The national Personal Responsibility Act
of 1996 accelerated welfare reform. The Act meant that welfare
was no longer a legal entitlement. However, there was no real
reason to abolish the entitlement since the intention was
to condition aid on work. Another excessive aspect of US welfare
reform is the time limit enforced which only allows recipients
to be on aid for a maximum of five years. This was unnecessary
since reform was not aimed mainly at ending dependency, but
instead at encouraging people to work.
One state, Wisconsin, even insisted on a
universal and immediate work requirement, which was more severe
than required. Wisconsin’s strong administrative capacity,
however, meant that welfare reform met with success in the
state. Washington was another state that saw the smooth running
of welfare programmes post-1996. Like Wisconsin, Washington
had a strong tradition of good government.
US welfare reform was aimed mainly at raising
work levels. Reducing dependency was secondary. The idea that
the poor should be entirely non-reliant on the Government
is never going to happen and it is even unnecessary. In reality,
even the middle class is reliant on the Government. Strict
self-reliance is not a meaningful goal. Instead, the goal
of reform should be to achieve joint responsibility between
citizens and the Government. The poor have to help themselves
as much as others help them.
The focus on work rather than reducing dependency
meant that welfare benefits were not generally cut. Most of
the states which control benefit levels actually raised them
in the sense that work incentives were increased. That is,
recipients were allowed to keep more welfare if they worked.
The combination of earnings with remaining welfare could raise
incomes substantially. The cost of work incentives along with
the childcare and healthcare provided to support working meant
that welfare did not save money for the Government, contrary
to what some commentators expected. Rather, spending increased.
Helping the poor move out of poverty
also means that there is an attempt to close the widening
income gap between the rich and the poor. What should governments
do to deal with the challenge of inequality?
Inequality is a real issue but less important than may appear,
for two reasons.

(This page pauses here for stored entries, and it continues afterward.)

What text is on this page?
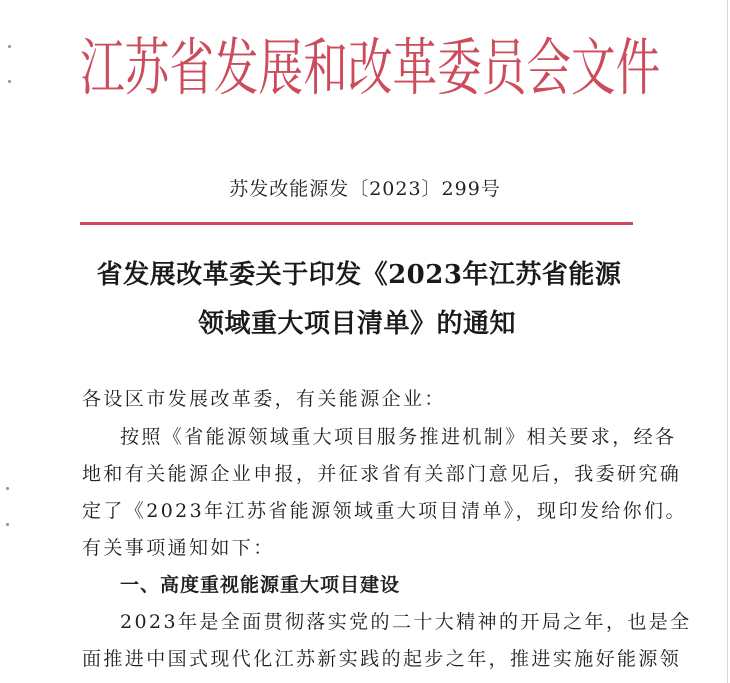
江苏省发展和改革委员会文件
苏发改能源发〔2023〕299号
省发展改革委关于印发《2023年江苏省能源
领域重大项目清单》的通知
各设区市发展改革委，有关能源企业：
按照《省能源领域重大项目服务推进机制》相关要求，经各
地和有关能源企业申报，并征求省有关部门意见后，我委研究确
定了《2023年江苏省能源领域重大项目清单》，现印发给你们。
有关事项通知如下：
一、高度重视能源重大项目建设
2023年是全面贯彻落实党的二十大精神的开局之年，也是全
面推进中国式现代化江苏新实践的起步之年，推进实施好能源领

First, the causes are not well understood.
We do not know why inequality is rising. Some scholars find
that the trend is related to the decline of labour unions,
to the rising payoffs to higher education, and to a lesser
degree, to growing trade and immigration, but these factors
account for only part of the trend. Second, concern about
inequality is mostly confined to academics. The ordinary person
cares less about it and, as a consequence, politicians do
not grant it much attention. A more pressing concern among
ordinary Americans is whether they can secure a job and get
ahead on their own. They are not particularly offended by
the rich.
There appears to be greater political concern
about inequality in Europe than there is in the US. This seems
to be the case in Singapore as well. The political class in
Singapore is concerned about inequality in a way that is not
true in the US. Here the problem is a more serious political
question.
If governments choose to tackle this problem,
it is clear that one reason for growing inequality is disorganisation
at the bottom of society and falling work levels among the
poor. Welfare reforms and other efforts can help to raise
work levels at the bottom. In the 1990s, the massive increase
in earnings among the low-income as a result of welfare reform
did slow trends toward inequality considerably. In fact, measures
like this might even reverse the trends and reduce inequality.
Hence, getting the lower-income population to work more steadily
is the best thing governments can do to retard inequality.
Does making welfare recipients work
for a reward facilitate upward mobility, for example, through
increased earnings? Are there also other benefits or costs
of working that should be taken into consideration?
Work does to some extent translate into social mobility. Recipients
who go to work typically experience some gains in income.
That gain is less, admittedly, in states paying high welfare
benefits, as the recipients lose more income when they leave
welfare for work. But even in these states they are generally
better off than they were before, at least in terms of income.